Dans la série des Mieux vaut tard que jamais, et alors que parait le supplément Comme il faut, laissez-moi aujourd'hui vous parler de Château Falkenstein. Pensez donc, un jeu de 1995, réédité en 2021 par Lapin Marteau sous nos contrées : il était plus que temps que Scifi Universe se penche sur la question. Plongeons ensemble dans la Nouvelle Europe.
Une drôle d'histoire
Château Falkenstein fait partie des "grands anciens" du jeu de rôle, de ces jeux mythiques des années 90 qui ont marqué leur époque. Il s'agissait là en effet du premier jeu exploitant la veine steampunk. Histoire de faire bonne mesure, il ajoutait une bonne part de fantasy en invoquant les mythes de la fantasy et ambiançait le tout à la sauce cape et d'épées. Dans Château Falkenstein, vous incarnerez des héros, des pourfendeurs du mal et avec panache, s'il vous plait !

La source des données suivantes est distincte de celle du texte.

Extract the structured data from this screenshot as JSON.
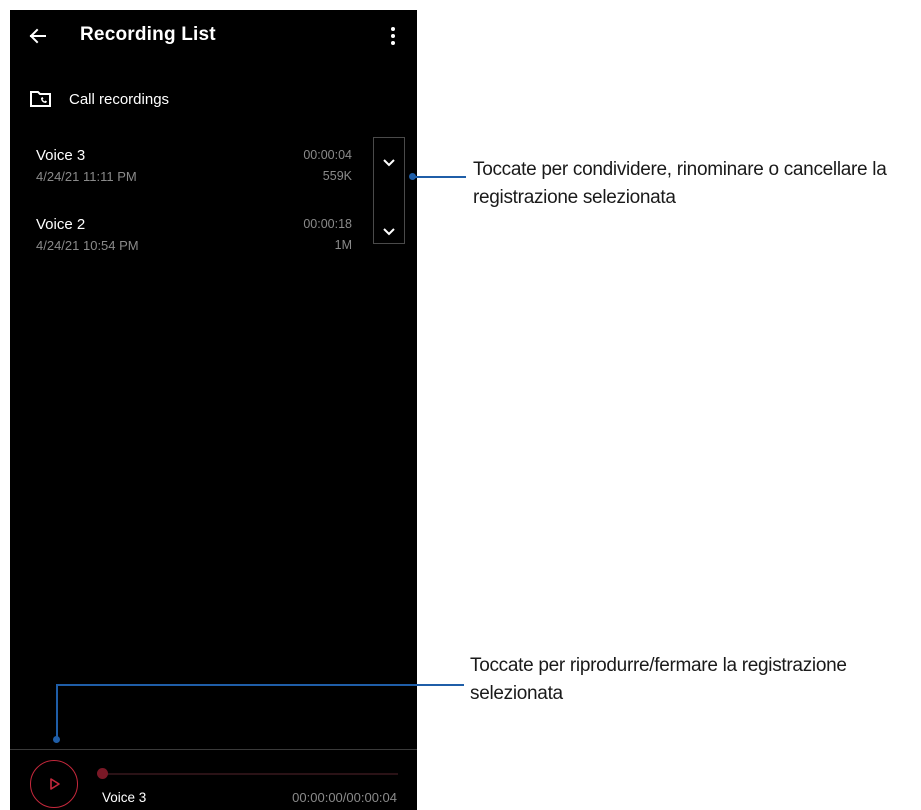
{
  "appbar": {
    "title": "Recording List",
    "back_icon": "arrow-left-icon",
    "menu_icon": "more-vertical-icon"
  },
  "call_recordings": {
    "label": "Call recordings",
    "icon": "folder-phone-icon"
  },
  "recordings": [
    {
      "name": "Voice 3",
      "date": "4/24/21 11:11 PM",
      "duration": "00:00:04",
      "size": "559K"
    },
    {
      "name": "Voice 2",
      "date": "4/24/21 10:54 PM",
      "duration": "00:00:18",
      "size": "1M"
    }
  ],
  "player": {
    "track_name": "Voice 3",
    "time": "00:00:00/00:00:04",
    "progress": 0,
    "accent_color": "#c6283c"
  },
  "callouts": {
    "expand_line1": "Toccate per condividere, rinominare o cancellare la",
    "expand_line2": "registrazione selezionata",
    "play_line1": "Toccate per riprodurre/fermare la registrazione",
    "play_line2": "selezionata",
    "line_color": "#1f5ea8"
  }
}
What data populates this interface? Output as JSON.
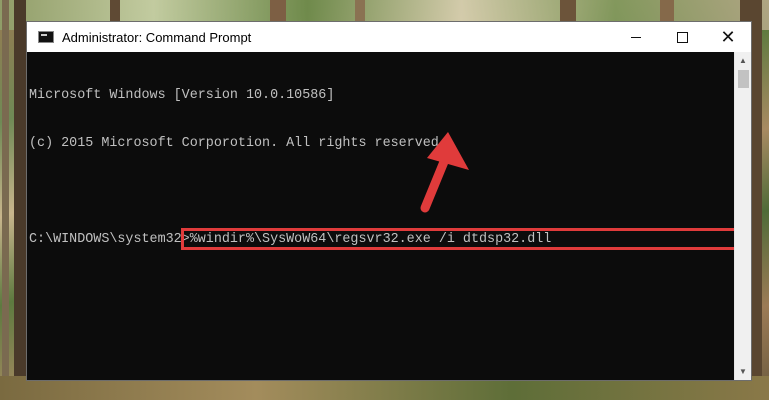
{
  "window": {
    "title": "Administrator: Command Prompt",
    "icon": "cmd-icon",
    "controls": {
      "minimize": "minimize-icon",
      "maximize": "maximize-icon",
      "close": "✕"
    }
  },
  "console": {
    "line1": "Microsoft Windows [Version 10.0.10586]",
    "line2": "(c) 2015 Microsoft Corporotion. All rights reserved.",
    "prompt": "C:\\WINDOWS\\system32>",
    "command": "%windir%\\SysWoW64\\regsvr32.exe /i dtdsp32.dll"
  },
  "colors": {
    "highlight": "#e03b3b",
    "console_bg": "#0c0c0c",
    "console_text": "#c0c0c0"
  },
  "scrollbar": {
    "up_icon": "▲",
    "down_icon": "▼"
  }
}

Écrit par Michael A. Pondsmith, l'auteur de Cyberpunk 2020, traduit par Jeux Descartes à l'époque, le voila ré-édité en 2021 par Lapin Marteau, sous l'impulsion de Coralie David et Jérôme Larré. Ma première impression était dubitative. L'annonce parlait bien d'une ré-édition, reprenant à très peu de choses près les textes des années 90. Et je sais que certains des textes de cette époque ont mal vieilli, notamment en termes d'inclusions et de représentativité. Connaissant l'attachement de Lapin Marteau pour ces questions, j'étais curieux de voir comment ils s'accomoderaient d'éventuelles scories.
Brisons là le suspense : le texte a très bien veilli. Sans être aujourd'hui d'une modernité novatrice, à aucun moment je n'ai grincé des dents en lisant un élément "gênant". Le seul élément qu'on pourrait lui reprocher est l'absence de prise en compte de la situation coloniale des empires européens, mais comme il est dit dans le texte : "ce n'est pas non plus notre Europe victorienne". Peut-être que aussi le fait que Mike Pondsmith soit afro-américain a influencé son écriture, allez savoir (trouverez-vous l'ironie dans la phrase précédente ?).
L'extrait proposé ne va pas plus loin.